Now it has been what, 9 months? I am looking back at last summer's photos of our little fishing trips on Wednesdays and the joy that it brought to you. I now wish I had more time to tell you how much I loved you and how much your smiles meant to me. I now regret not holding your hand every day [even though you were not a hand holder]. I wished we'd hugged more.

At night with my thoughts I wonder if I could have done more and realize those were just night wishes. I had so many nights without sleep for over 6 months. I was running on empty just like you were. 

I was pretty sure that my life would be easier after you were gone. I could sleep, I could go and do things I've dreamed of. I would be just fine and not a wreck because I was prepared.

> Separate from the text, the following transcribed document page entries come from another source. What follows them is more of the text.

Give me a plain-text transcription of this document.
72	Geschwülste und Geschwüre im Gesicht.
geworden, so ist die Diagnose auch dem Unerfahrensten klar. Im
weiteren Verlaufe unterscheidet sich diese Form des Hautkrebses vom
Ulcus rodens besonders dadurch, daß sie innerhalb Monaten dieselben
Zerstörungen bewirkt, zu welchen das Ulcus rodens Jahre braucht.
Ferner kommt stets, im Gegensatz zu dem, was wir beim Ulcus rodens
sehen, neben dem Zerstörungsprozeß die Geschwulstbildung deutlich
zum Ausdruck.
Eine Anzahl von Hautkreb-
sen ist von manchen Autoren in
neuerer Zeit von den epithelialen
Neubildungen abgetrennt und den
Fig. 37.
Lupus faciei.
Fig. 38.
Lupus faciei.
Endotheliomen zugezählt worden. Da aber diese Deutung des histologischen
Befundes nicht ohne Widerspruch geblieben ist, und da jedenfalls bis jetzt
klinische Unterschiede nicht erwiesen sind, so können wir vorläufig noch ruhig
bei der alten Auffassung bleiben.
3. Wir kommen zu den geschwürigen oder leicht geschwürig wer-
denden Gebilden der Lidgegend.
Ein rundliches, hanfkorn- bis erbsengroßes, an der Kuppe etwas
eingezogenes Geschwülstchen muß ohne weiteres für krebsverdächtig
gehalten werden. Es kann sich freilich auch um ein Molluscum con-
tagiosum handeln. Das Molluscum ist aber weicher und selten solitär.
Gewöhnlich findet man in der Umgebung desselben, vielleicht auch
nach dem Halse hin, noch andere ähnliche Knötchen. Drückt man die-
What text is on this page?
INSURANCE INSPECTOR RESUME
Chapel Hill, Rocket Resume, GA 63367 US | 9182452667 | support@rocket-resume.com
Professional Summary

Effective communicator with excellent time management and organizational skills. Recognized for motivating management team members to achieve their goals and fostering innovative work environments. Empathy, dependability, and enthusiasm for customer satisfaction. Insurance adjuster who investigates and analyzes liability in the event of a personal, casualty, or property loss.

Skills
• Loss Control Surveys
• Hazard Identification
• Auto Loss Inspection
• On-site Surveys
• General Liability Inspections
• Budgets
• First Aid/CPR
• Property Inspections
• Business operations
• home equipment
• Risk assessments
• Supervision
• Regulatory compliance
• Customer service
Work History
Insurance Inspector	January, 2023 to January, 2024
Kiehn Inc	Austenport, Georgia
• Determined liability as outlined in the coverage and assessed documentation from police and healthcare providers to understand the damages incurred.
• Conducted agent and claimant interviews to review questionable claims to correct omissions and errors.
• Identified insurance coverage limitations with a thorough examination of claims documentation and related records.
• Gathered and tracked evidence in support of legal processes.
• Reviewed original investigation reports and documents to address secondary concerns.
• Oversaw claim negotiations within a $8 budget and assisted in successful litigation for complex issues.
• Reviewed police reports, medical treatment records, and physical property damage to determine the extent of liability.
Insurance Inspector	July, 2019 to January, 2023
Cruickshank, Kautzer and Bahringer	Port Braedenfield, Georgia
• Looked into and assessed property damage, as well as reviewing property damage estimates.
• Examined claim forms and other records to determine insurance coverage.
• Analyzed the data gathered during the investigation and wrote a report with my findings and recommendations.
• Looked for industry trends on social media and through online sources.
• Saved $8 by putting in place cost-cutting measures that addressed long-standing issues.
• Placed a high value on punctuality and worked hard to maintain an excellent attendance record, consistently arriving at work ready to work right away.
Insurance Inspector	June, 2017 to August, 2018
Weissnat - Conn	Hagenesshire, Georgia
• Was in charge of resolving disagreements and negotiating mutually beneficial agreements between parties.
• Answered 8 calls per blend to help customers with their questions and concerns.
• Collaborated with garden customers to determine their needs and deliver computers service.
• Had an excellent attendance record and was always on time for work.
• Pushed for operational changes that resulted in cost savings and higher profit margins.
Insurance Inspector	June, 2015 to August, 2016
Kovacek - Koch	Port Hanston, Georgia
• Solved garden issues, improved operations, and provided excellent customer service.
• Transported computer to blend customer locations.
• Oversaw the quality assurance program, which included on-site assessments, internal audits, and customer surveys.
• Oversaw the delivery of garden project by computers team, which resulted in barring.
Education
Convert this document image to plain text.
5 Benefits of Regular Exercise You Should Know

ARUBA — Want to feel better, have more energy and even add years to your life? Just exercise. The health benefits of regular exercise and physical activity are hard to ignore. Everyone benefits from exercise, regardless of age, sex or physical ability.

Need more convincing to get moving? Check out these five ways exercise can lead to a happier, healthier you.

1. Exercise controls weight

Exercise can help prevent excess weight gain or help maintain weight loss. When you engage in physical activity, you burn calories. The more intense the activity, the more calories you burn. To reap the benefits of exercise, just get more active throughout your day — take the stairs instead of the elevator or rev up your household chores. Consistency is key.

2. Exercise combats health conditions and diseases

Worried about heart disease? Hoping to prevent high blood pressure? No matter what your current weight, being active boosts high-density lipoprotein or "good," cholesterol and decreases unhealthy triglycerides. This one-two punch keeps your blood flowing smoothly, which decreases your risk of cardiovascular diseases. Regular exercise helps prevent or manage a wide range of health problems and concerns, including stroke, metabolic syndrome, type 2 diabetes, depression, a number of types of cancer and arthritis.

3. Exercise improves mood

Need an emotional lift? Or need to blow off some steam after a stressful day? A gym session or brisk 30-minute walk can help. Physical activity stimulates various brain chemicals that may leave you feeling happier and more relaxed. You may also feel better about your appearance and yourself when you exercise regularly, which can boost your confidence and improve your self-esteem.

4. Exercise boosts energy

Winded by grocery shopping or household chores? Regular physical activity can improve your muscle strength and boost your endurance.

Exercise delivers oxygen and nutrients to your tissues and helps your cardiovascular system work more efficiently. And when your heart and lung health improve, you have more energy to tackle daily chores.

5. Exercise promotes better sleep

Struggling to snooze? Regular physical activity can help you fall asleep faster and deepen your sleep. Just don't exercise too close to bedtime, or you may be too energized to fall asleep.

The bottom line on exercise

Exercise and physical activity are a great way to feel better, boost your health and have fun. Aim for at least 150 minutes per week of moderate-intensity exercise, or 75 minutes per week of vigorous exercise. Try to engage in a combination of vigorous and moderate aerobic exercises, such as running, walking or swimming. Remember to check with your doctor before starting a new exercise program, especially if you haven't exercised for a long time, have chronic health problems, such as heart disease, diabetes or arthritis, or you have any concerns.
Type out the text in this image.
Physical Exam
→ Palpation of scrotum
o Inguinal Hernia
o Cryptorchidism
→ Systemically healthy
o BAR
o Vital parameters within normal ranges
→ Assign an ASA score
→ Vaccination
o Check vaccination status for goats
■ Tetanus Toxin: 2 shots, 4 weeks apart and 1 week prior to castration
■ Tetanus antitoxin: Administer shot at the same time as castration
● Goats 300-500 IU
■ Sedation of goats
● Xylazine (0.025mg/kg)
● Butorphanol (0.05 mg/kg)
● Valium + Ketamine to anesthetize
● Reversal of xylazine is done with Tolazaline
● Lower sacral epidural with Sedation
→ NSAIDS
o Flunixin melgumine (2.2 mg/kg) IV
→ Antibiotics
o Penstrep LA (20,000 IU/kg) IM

Until I realized I wasn't. Half of me was gone. Okay, not literally, but you read about it all the time. I felt like I was adjusting to that. 
And then I wasn't.
No one else knows me like you did. No one knows you like I did. These were our secret powers. 

So, I have days where I am stuck standing in the middle of the living room with no place to go, and feeling quite lost. I do have places to go and things to do. But my feet are frozen to the floor for some reason. 

I don't want to go to the grocery store. I don't want to do anything I am supposed to be doing. I am just stuck and now I understand that I have to wait until I am unstuck and my feet can move and my brain can make a decision.


That shouldn't be. But I guess I didn't do grief the right way, if indeed there is a right way to grieve. I didn't fall apart, I just took care of things and continue to do so. And I get stuck.

Then I find a goal to work towards. I need a project or a challenge.

The months going by haven't really gotten easier. I've just been able to distract my brain.

I haven't found the answers to the questions I don't even understand yet.

But that is okay. 

I still think about you. I still see you. I still love you.